The Federal Cartel Office slapped a 338 million euro (B13.09 billion) fine on a string of German sausage producers in 2014, accusing them of colluding for decades to squeeze higher prices out of meat lovers.
But the powerful industry hit back with many of the accused exploiting a legal loophole to escape the penalty, leaving just a small group of companies on the hook for a fraction of the bill.
Of the 22 firms and 33 individuals initially fined – including big name brands Herta and Boeklunder – just four sausage producers appeared in the Duesseldorf regional court to contest their share of the punishment – some 22.6mn euros (B878.73mn).
They are Heidemark Maesterkreis, Wiesenhof, Franz Wiltmann and Ruegenwalder Muehle as well as five company officials.
They deny accusations of belonging to a so-called “sausage cartel” and refuse to pay up.
Eleven other firms have accepted penalties to the tune of some 70mn euros (B2.72bn).
But the remaining companies made use of a legal sleight of hand and simply restructured to make nearly 240mn euros (B9.33bn)of the total bill disappear.
Under the loophole – dubbed the “sausage gap” – parent companies could not be held liable for the anti-trust fines of a subsidiary if that subsidiary ceased to exist.
The legal trickery ended earlier this year with a change in German competition law.
Wolfgang Ingold, the chief executive of Franz Wiltmann, told industry publication Lebensmittel Zeitung he had been advised to employ the same tactic.
“But we have nothing to hide and we want to see that confirmed by a court,” he was quoted as saying.

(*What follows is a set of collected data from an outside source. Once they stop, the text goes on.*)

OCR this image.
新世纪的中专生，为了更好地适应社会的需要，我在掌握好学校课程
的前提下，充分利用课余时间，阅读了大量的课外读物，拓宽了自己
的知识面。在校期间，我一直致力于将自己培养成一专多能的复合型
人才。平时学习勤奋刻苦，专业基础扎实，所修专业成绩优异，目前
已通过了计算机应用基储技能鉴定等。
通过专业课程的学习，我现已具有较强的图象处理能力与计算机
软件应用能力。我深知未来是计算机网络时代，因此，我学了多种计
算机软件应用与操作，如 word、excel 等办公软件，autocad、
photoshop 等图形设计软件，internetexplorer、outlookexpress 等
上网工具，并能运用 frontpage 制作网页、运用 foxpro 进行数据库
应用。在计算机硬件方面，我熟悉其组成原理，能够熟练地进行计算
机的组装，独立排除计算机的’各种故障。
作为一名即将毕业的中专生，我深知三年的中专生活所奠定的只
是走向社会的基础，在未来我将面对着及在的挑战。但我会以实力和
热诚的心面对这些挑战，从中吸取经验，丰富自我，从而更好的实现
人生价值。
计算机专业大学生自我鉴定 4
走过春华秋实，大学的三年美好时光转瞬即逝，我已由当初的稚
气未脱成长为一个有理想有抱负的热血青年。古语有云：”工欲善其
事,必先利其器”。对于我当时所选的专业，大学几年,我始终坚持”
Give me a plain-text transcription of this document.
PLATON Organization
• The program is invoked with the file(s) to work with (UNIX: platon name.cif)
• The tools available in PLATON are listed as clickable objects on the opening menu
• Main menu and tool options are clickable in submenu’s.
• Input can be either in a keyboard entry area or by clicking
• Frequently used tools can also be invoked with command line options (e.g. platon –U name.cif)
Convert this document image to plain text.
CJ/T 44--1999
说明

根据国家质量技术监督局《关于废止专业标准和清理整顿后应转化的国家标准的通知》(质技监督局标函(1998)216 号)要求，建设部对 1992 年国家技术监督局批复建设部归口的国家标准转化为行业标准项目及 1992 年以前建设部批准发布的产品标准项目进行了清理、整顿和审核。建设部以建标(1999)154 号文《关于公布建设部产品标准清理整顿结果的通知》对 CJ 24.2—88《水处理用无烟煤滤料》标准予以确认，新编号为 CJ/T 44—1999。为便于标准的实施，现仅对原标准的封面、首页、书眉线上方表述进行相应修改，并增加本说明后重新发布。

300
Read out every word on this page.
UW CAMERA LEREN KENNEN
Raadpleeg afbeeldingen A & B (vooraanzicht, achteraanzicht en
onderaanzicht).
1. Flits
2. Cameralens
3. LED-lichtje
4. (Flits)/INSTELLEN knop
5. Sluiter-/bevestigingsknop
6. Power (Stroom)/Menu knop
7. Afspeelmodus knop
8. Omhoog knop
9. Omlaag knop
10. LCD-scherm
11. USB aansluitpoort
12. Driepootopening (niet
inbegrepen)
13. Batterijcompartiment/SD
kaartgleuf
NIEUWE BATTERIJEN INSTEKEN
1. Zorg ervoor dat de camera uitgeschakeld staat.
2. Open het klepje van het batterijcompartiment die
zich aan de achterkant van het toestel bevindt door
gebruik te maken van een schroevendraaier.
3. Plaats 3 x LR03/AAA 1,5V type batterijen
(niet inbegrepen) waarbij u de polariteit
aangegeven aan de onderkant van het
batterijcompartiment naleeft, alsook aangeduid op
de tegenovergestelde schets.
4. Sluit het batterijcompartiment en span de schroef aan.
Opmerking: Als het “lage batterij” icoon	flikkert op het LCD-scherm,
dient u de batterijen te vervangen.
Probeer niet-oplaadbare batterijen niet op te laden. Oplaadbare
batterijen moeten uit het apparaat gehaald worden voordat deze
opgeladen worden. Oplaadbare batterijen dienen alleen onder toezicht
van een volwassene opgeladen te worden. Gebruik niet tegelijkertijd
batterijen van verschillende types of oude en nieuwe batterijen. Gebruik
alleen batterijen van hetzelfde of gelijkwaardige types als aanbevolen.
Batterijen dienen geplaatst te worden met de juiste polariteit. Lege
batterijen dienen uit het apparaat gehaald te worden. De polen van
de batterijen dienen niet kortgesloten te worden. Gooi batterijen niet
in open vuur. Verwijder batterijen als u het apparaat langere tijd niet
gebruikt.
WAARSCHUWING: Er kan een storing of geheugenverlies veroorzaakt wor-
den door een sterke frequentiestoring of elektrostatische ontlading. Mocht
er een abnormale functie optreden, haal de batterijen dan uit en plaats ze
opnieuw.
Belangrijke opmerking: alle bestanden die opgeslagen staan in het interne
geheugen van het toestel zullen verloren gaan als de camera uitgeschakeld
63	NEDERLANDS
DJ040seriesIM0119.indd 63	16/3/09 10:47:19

The legal action is not without risks.
In a worst-case scenario, the court could impose an even heftier fine if it believes the accused have been telling porkies.
The Duesseldorf court has scheduled hearings in the case until May.
The “sausage gap” loophole is expected to loom large over the proceedings, according to Rene Grafunder, a Berlin-based expert in competition law at Dentons law firm.
“It seems odd that small and medium-sized companies have to pay millions in fines, while their larger competitors get away without any punishment at all,” he told DPA news agency.
The “Wurstkartell” claims stunned Germans when they first came to light in a country known for its fondness of bratwurst.
Although consumption has fallen slightly in recent years, Germans still eat on average 60 kilograms of meat annually, with sausages and processed meats making up around half that figure – equivalent to a hot dog a day.
The cartel was nicknamed the “Atlantic group” after the Hamburg hotel where the first meeting was held to discuss pricing in the early 1980s, according to the FCO anti-trust watchdog.
Acting on an anonymous tip-off, the FCO found that the companies kept in regular touch and colluded to force German food retailers to pay higher prices for their pork and poultry products.
The “wurst” scandal capped a record year for the FCO, coming hot on the heels of 280-million-euro fine (B10.88bn) imposed on three large sugar producers for anti-competitive behaviour.
Also in 2014, more than 10 breweries were fined over 300mn euros (B11.66bn) for fixing beer prices.